Vor zehn Jahren war es tatsächlich nicht üblich, regelmäßig zur Mammografie zu gehen?

Kiefhaber: 1995 haben wir eine Umfrage zum Thema Vorsorgeverhalten der Österreicher gemacht. Eine Frage an die Frauen war, ob sie die Möglichkeit der Mammografie kennen. 67 Prozent haben mit Ja geantwortet, aber nur 23 Prozent haben angegeben, diese auch wahrzunehmen. Das war der Auslöser für den Vorstand der Krebshilfe, zu sagen: Daran müssen wir etwas ändern!

Umso wichtiger ist Ihnen wohl auch die Einführung des Brustkrebs-Früherkennungsprogramms …

Kiefhaber: Unser Präsident, Professor Sevelda, hat vor über 20 Jahren begonnen, das Screening einzufordern. Es scheint so, als würden wir es am ersten April 2013 als letztes Land in Europa bekommen, und das ist gut so. Dabei werden Frauen zwischen 45 und 69 durch öffentliche Stellen mittels eines Briefes zur Mammografie eingeladen. (Infos auf S. 58, Anm.)

Fellner: Aber man sollte grundsätzlich doch schon ab 40 zur Mammografie gehen?

Warum wird erst ab dem 45. Lebensjahr daran erinnert?

Kiefhaber: Das ist eine Altersgruppe, auf die man sich nun geeinigt hat. Man wird sich jedoch ab 40 selbst in dieses Programm eintragen und erinnern lassen können.

Am letzten Donnerstag wurde im Parlament im Rahmen der Pink Ribbon Night das zehnjährige Jubiläum der Aktion begangen. Warum sind solche Events wichtig?

Kiefhaber: Wir wollten mit der Unterstützung von Prominenten Aufmerksamkeit für das Thema Brustkrebs erzeugen und durch den Verkauf von Tickets Spenden lukrieren. Die Pink Ribbon Night ist auch immer „nur“ der Auftakt zu einer ganzen Reihe von Informationsveranstaltungen zum Thema Brustkrebsfrüherkennung in ganz Österreich. Und da wir vor allem jene Frauen erreichen wollen, die nicht so gesundheitsaffin sind, finden die Veranstaltungen an Plätzen statt, wo wir sozusagen „Laufkundschaft“ ansprechen können, sprich auf Hauptplätzen, in Shoppingcentern, oder wir schließen uns an bestehende Veranstaltungen an.

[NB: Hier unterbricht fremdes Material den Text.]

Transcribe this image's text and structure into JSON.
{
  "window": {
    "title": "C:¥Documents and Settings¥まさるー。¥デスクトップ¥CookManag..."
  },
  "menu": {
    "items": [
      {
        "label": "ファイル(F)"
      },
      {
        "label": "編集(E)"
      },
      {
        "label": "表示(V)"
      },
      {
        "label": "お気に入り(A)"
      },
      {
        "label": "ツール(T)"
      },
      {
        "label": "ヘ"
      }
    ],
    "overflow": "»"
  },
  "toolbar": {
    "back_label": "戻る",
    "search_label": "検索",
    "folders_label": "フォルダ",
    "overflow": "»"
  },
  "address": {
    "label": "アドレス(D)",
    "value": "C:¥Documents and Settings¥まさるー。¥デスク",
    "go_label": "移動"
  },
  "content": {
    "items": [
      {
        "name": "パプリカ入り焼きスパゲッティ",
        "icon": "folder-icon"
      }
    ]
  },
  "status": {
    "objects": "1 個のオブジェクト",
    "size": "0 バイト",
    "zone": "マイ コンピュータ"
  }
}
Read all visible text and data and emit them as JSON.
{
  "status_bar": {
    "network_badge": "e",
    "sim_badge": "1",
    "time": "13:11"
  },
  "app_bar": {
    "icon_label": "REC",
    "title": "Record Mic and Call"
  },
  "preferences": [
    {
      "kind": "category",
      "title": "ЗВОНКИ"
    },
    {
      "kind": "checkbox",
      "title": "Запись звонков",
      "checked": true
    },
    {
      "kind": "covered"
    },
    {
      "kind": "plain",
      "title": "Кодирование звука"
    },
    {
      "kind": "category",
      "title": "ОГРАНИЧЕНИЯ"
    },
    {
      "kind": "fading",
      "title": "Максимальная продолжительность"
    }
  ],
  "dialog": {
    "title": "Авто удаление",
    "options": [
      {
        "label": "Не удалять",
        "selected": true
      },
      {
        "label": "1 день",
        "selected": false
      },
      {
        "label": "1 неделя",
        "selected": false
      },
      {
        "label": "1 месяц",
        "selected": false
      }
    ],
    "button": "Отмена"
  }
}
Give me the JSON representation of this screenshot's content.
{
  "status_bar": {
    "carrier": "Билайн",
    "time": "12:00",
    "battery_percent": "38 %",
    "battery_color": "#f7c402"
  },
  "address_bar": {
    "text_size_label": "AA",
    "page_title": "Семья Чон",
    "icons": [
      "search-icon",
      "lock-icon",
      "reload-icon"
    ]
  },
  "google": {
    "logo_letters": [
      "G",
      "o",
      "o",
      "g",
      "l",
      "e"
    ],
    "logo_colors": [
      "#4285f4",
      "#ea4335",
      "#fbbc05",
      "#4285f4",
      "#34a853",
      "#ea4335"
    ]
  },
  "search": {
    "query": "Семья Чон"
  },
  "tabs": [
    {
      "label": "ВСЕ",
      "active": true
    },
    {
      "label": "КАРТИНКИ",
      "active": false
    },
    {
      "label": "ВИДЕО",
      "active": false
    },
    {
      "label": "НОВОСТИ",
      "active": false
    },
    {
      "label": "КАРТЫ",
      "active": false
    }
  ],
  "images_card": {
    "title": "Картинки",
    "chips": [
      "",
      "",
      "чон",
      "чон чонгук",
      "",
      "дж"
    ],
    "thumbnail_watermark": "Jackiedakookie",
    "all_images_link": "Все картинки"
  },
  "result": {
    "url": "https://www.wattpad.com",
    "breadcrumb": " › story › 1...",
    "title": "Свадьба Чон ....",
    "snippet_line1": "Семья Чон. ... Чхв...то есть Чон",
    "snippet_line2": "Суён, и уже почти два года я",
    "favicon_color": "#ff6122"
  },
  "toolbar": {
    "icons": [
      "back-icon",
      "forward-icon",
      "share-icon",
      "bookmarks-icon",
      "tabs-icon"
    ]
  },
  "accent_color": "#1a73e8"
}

Fellner: Und dass heute auch prominente Frauen offen über ihre Erkrankung sprechen, bewirkt dieses wichtige Umdenken und Erkennen, dass Brustkrebs vor niemandem haltmacht, dass es jeden von uns treffen kann.

Wie diszipliniert seid ihr beide in Sachen Vorsorge?

Fellner: Die ‚Pink Ribbon‘-Aktion hat mich diesbezüglich auf jeden Fall diszipliniert!

Kiefhaber: Ich gehe regelmäßig zur Mammografie – und bin vor und nach der Untersuchung ein Nervenbündel. Ich mache aber auch alle anderen Krebsvorsorge-Untersuchungen sehr gewissenhaft, weil ich familiär vorbelastet bin. Mein Vater ist voriges Jahr an Krebs gestorben, und schon davor hatten wir einige Fälle in der Familie. Das Thema war bei uns immer präsent.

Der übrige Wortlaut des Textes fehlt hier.